Catching up on classes, DiLoCo, Decentralized Training and Expert Parallelism
The last 2 days have been really busy, so I couldn’t even attend to the 3 classes that took place then. I caught up all of them this saturday, but it’s fine, I was already familiar with the topics
DiLoCo
The first guest lecture was DiLoCo by Zach Charles from Google. DiLoCo is a distributed, internet-scale training strategy, very similar to federated training. Basically, on local nodes you implement regular DDP / other paralellism. Then, after H timesteps, you exchange parameters, and perform an outer-gradient step. The idea is that naively averaging parameters degrades performance, but trying to find the overall gradient over the H timesteps, and combining them, allows to find the distributed overall gradient, which is more pertinent. Overlapping some of the training examples allows to introduce a larger overlap of distributions (and gradients).
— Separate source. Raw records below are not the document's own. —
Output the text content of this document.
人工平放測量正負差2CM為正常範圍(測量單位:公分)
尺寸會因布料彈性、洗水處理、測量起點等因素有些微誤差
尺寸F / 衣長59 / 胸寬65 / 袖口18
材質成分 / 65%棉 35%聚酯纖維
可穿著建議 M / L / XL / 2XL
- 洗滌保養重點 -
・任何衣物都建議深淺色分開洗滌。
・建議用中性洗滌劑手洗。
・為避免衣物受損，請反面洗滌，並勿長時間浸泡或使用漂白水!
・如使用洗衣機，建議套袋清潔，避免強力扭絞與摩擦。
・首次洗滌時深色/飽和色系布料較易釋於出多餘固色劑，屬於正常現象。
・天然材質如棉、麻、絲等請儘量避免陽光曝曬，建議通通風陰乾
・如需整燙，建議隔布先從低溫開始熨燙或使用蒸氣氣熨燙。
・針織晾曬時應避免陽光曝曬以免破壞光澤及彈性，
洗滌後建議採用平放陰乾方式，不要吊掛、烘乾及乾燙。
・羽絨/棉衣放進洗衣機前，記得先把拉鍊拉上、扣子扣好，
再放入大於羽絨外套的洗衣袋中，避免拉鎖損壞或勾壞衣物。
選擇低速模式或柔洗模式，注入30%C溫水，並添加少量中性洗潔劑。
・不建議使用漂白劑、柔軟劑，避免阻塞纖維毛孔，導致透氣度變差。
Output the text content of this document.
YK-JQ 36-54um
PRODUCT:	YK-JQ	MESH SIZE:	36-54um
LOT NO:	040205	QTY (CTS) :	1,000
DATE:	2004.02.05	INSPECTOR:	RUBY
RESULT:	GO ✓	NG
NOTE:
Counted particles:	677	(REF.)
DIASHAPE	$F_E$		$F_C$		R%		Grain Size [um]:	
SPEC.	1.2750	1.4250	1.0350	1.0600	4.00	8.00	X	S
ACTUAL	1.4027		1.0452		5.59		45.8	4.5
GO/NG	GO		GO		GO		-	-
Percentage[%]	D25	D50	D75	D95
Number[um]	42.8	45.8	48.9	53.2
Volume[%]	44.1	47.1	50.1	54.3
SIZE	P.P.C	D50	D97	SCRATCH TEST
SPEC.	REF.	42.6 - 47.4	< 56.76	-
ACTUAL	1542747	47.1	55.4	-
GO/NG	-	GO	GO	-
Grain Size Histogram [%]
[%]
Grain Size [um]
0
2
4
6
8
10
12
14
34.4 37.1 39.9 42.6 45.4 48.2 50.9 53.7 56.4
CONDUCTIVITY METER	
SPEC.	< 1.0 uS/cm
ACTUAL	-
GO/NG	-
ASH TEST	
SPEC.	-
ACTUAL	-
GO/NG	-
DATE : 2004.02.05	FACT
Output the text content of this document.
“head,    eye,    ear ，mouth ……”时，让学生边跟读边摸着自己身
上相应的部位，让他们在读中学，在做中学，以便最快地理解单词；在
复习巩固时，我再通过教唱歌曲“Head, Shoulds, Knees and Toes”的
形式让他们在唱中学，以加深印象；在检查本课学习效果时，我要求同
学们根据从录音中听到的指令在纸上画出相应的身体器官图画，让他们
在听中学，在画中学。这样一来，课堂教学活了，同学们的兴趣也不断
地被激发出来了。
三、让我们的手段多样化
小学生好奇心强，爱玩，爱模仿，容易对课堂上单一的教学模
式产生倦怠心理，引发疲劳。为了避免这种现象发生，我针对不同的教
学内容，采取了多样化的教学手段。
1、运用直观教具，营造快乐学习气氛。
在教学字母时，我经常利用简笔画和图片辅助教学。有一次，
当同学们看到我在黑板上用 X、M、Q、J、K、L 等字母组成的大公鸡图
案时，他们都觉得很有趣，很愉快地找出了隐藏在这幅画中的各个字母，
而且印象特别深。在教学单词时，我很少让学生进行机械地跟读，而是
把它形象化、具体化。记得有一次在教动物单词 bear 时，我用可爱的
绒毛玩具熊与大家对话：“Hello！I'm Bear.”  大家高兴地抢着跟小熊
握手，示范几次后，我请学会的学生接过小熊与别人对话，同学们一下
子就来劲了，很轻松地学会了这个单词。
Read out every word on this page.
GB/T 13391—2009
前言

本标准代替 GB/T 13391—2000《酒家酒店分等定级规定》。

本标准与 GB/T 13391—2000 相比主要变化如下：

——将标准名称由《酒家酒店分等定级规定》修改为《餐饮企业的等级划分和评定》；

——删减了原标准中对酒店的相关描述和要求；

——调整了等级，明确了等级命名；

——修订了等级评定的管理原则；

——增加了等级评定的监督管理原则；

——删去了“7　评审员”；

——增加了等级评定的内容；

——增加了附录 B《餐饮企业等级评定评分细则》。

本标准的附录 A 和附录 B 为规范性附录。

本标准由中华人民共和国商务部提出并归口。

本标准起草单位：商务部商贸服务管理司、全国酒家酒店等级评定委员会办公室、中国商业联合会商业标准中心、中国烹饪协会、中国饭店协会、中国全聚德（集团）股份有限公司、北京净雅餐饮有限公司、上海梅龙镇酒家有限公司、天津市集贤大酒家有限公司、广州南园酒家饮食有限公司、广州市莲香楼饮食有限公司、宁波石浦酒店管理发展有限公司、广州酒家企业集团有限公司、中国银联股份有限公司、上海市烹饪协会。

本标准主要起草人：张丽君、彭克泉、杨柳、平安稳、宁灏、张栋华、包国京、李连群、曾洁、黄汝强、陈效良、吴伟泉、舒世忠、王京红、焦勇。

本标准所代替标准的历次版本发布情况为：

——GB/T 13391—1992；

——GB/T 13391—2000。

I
To further optimize this decentralized techine, researchers introduced Streaming DiLoCo, a variant, once again, overlapping computations and communications
Decentralized Training
Then, Sami Jaghouar from Prime Intellect discussed Decentralized Training overall, with DiLoCo, OpenDiLoCo (their version) and Intellect-1, their 10B model trained across 3 continents (!!!). He also discussed applying such decentralized patterns to RL, which is even easier, with one cluster/node performing inference, another the reward model, and yet another the training models. He insisted on the importance of fault tolerance, as the risk of having GPU failures grows with the number of GPU, and becomes daily occurences with frontier scale clusters.
Expert Parallelism
Finaly, Matej Sirovatka from GPU MODE explained in more details the math behind MoE and Expert Parellism, a form of tensor parallelism where the experts of a MoE are scattered across ranks.